The Future of Religious Freedom in Nagorno-Karabakh
Azerbaijan has made it clear that though they want territorial ownership over Artsakh, they do not want a caretaker role over the residents who live there unless those people validate a particular identity. Turkey and Azerbaijan have pursued their actions in a way which elevates and echoes the 1915 genocide of ethnic Christians. This kind of language and behavior shows an intention of eliminating a community from their homes simply because of an identity they were born into. It has caused serious bodily harm, mental harm, and even death to those residents. As such, it should trigger international concern that genocide has and is taking place within Karabakh toward ethnic Christians.
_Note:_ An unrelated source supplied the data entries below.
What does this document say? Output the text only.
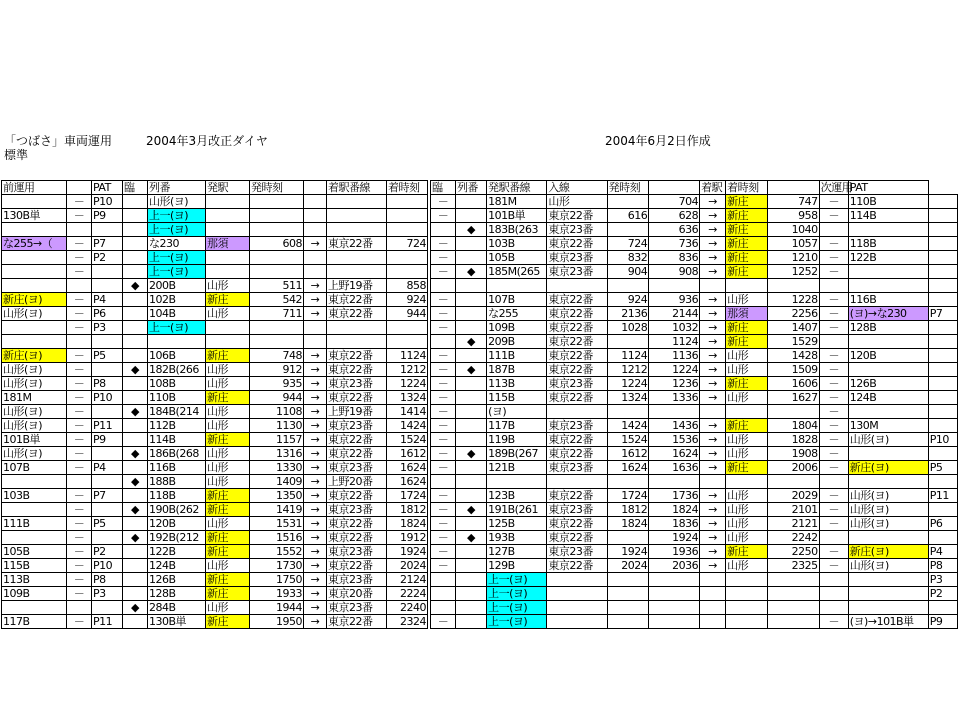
「つばさ」車両運用	2004年3月改正ダイヤ	2004年6月2日作成
標準
前運用		PAT	臨	列番	発駅	発時刻		着駅番線	着時刻
	－	P10		山形(ヨ)					
130B単	－	P9		上一(ヨ)					
				上一(ヨ)					
な255→（	－	P7		な230	那須	608	→	東京22番	724
	－	P2		上一(ヨ)					
	－			上一(ヨ)					
			◆	200B	山形	511	→	上野19番	858
新庄(ヨ)	－	P4		102B	新庄	542	→	東京22番	924
山形(ヨ)	－	P6		104B	山形	711	→	東京22番	944
	－	P3		上一(ヨ)					

新庄(ヨ)	－	P5		106B	新庄	748	→	東京22番	1124
山形(ヨ)	－		◆	182B(266	山形	912	→	東京22番	1212
山形(ヨ)	－	P8		108B	山形	935	→	東京23番	1224
181M	－	P10		110B	新庄	944	→	東京22番	1324
山形(ヨ)	－		◆	184B(214	山形	1108	→	上野19番	1414
山形(ヨ)	－	P11		112B	山形	1130	→	東京23番	1424
101B単	－	P9		114B	新庄	1157	→	東京22番	1524
山形(ヨ)	－		◆	186B(268	山形	1316	→	東京22番	1612
107B	－	P4		116B	山形	1330	→	東京23番	1624
			◆	188B	山形	1409	→	上野20番	1624
103B	－	P7		118B	新庄	1350	→	東京22番	1724
	－		◆	190B(262	新庄	1419	→	東京23番	1812
111B	－	P5		120B	山形	1531	→	東京22番	1824
	－		◆	192B(212	新庄	1516	→	東京22番	1912
105B	－	P2		122B	新庄	1552	→	東京23番	1924
115B	－	P10		124B	山形	1730	→	東京22番	2024
113B	－	P8		126B	新庄	1750	→	東京23番	2124
109B	－	P3		128B	新庄	1933	→	東京20番	2224
			◆	284B	山形	1944	→	東京23番	2240
117B	－	P11		130B単	新庄	1950	→	東京22番	2324
臨	列番	発駅番線	入線	発時刻		着駅	着時刻		次運用	PAT	
－		181M	山形		704	→	新庄	747	－	110B	
－		101B単	東京22番	616	628	→	新庄	958	－	114B	
	◆	183B(263	東京23番		636	→	新庄	1040			
－		103B	東京22番	724	736	→	新庄	1057	－	118B	
－		105B	東京23番	832	836	→	新庄	1210	－	122B	
－	◆	185M(265	東京23番	904	908	→	新庄	1252	－		

－		107B	東京22番	924	936	→	山形	1228	－	116B	
－		な255	東京22番	2136	2144	→	那須	2256	－	(ヨ)→な230	P7
－		109B	東京22番	1028	1032	→	新庄	1407	－	128B	
	◆	209B	東京22番		1124	→	新庄	1529			
－		111B	東京22番	1124	1136	→	山形	1428	－	120B	
－	◆	187B	東京22番	1212	1224	→	山形	1509	－		
－		113B	東京23番	1224	1236	→	新庄	1606	－	126B	
－		115B	東京22番	1324	1336	→	山形	1627	－	124B	
－		(ヨ)							－		
－		117B	東京23番	1424	1436	→	新庄	1804	－	130M	
－		119B	東京22番	1524	1536	→	山形	1828	－	山形(ヨ)	P10
－	◆	189B(267	東京22番	1612	1624	→	山形	1908	－		
－		121B	東京23番	1624	1636	→	新庄	2006	－	新庄(ヨ)	P5

－		123B	東京22番	1724	1736	→	山形	2029	－	山形(ヨ)	P11
－	◆	191B(261	東京23番	1812	1824	→	山形	2101	－	山形(ヨ)	
－		125B	東京22番	1824	1836	→	山形	2121	－	山形(ヨ)	P6
－	◆	193B	東京22番		1924	→	山形	2242			
－		127B	東京23番	1924	1936	→	新庄	2250	－	新庄(ヨ)	P4
－		129B	東京22番	2024	2036	→	山形	2325	－	山形(ヨ)	P8
		上一(ヨ)									P3
		上一(ヨ)									P2
		上一(ヨ)									
－		上一(ヨ)							－	(ヨ)→101B単	P9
Given Turkey’s role as a conflict instigator and now as a peacekeeper following the truce agreement, there is also concern about the current system monitoring Karabakh and whether it will truly encourage diversity. It is also worth noting that the external religious freedom violations found during the Karabakh war is the fruit of internal religious freedom problems within Turkey and Azerbaijan. The low press freedom scores in both countries hide just how seriously religious freedom is violated in both countries. Today, freedom of conscience and identity does not exist there. This is what is at stake in Nagorno-Karabakh.